Lycoreus or Lycoris
1. A surname of Apollo, perhaps in the same sense as Lyceius, but he is usually so called with reference to Lycoreia, on Mount Parnassus. (Argonautica by Apollonius Rhodius; Callim. Hymn in Apollo 19 ; Orph. Hymn. 33. 1.)
2 A son of Apollo and the nymph Corycia, from whom Lycoreia, in the neighbourhood of Delphi, was believed to have derived its name. (Pausanias x)
There are two other mythical personages of this name. (Argonautica by Apollonius Rhodius)
From Smith's Dictionary of Greek and Roman Biography and MythologyFrom The Eclogues By Virgil.

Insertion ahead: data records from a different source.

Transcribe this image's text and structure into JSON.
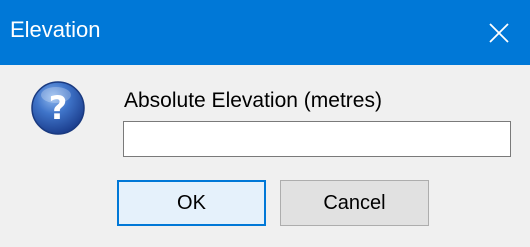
{
  "window": {
    "title": "Elevation",
    "accent_color": "#0078d7",
    "close_icon": "close-icon"
  },
  "dialog": {
    "icon": "question-icon",
    "prompt": "Absolute Elevation (metres)",
    "input_value": ""
  },
  "buttons": {
    "ok_label": "OK",
    "cancel_label": "Cancel"
  }
}
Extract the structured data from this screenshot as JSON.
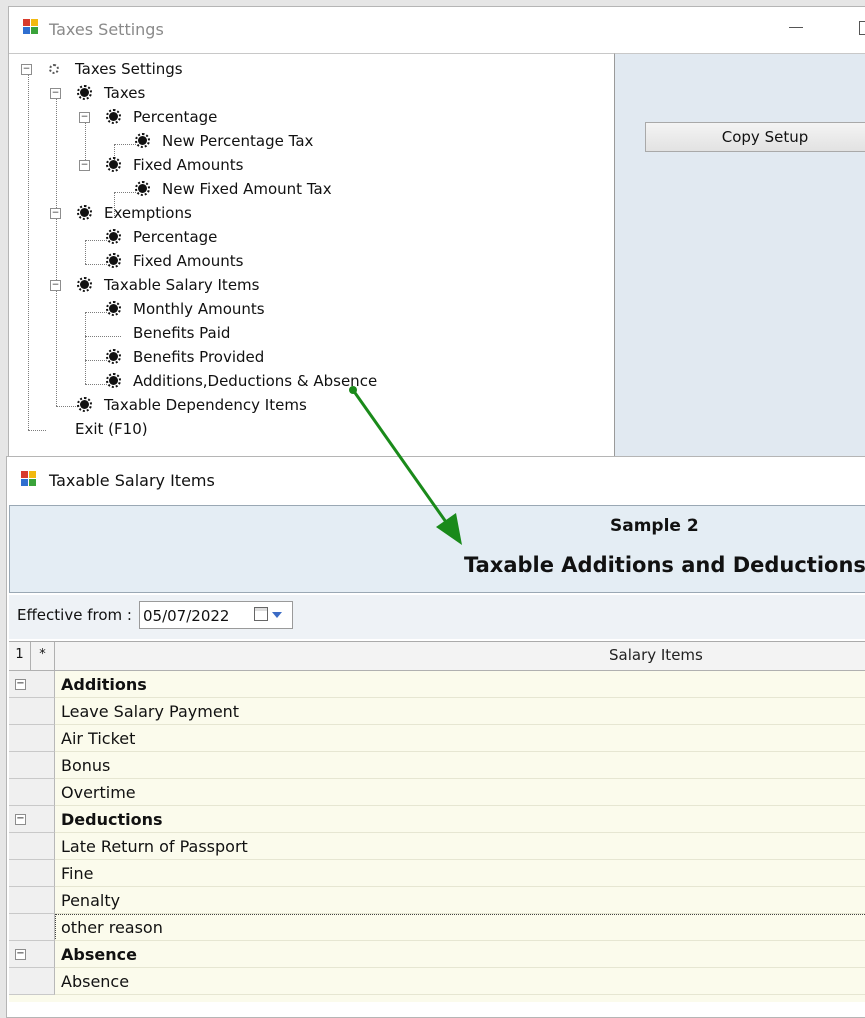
{
  "top_window": {
    "title": "Taxes Settings",
    "copy_button": "Copy Setup",
    "tree": {
      "root": "Taxes Settings",
      "taxes": "Taxes",
      "taxes_percentage": "Percentage",
      "new_percentage_tax": "New Percentage Tax",
      "taxes_fixed_amounts": "Fixed Amounts",
      "new_fixed_amount_tax": "New Fixed Amount Tax",
      "exemptions": "Exemptions",
      "exemptions_percentage": "Percentage",
      "exemptions_fixed_amounts": "Fixed Amounts",
      "taxable_salary_items": "Taxable Salary Items",
      "monthly_amounts": "Monthly Amounts",
      "benefits_paid": "Benefits Paid",
      "benefits_provided": "Benefits Provided",
      "additions_deductions_absence": "Additions,Deductions & Absence",
      "taxable_dependency_items": "Taxable Dependency Items",
      "exit": "Exit (F10)"
    }
  },
  "bottom_window": {
    "title": "Taxable Salary Items",
    "sample_title": "Sample 2",
    "report_title": "Taxable Additions and Deductions",
    "effective_label": "Effective from :",
    "effective_date": "05/07/2022",
    "grid": {
      "col_num": "1",
      "col_star": "*",
      "col_items": "Salary Items",
      "rows": [
        {
          "text": "Additions",
          "group": true
        },
        {
          "text": "Leave Salary Payment",
          "group": false
        },
        {
          "text": "Air Ticket",
          "group": false
        },
        {
          "text": "Bonus",
          "group": false
        },
        {
          "text": "Overtime",
          "group": false
        },
        {
          "text": "Deductions",
          "group": true
        },
        {
          "text": "Late Return of Passport",
          "group": false
        },
        {
          "text": "Fine",
          "group": false
        },
        {
          "text": "Penalty",
          "group": false
        },
        {
          "text": "other reason",
          "group": false
        },
        {
          "text": "Absence",
          "group": true
        },
        {
          "text": "Absence",
          "group": false
        }
      ]
    }
  },
  "colors": {
    "arrow": "#1a8a1a",
    "header_band": "#e4edf4",
    "grid_bg": "#fbfbec"
  }
}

This now, the very latest of my toils,
Vouchsafe me, Arethusa! needs must I
Sing a brief song to Gallus- brief, but yet
Such as Lycoris' self may fitly read.
Who would not sing for Gallus? So, when thou
Beneath Sicanian billows glidest on,
May Doris blend no bitter wave with thine,
Begin! The love of Gallus be our theme,
And the shrewd pangs he suffered, while, hard by,
The flat-nosed she-goats browse the tender brush.
From Ars Amatoria By Ovid
We can make beauties that please us widely known:
Nemesis has a name, and Cynthia has: you’ll have heard of Lycoris from East to West: and many ask who my Corinna is.
Add that guile is absent from the sacred poets, and our art too fashions our characters.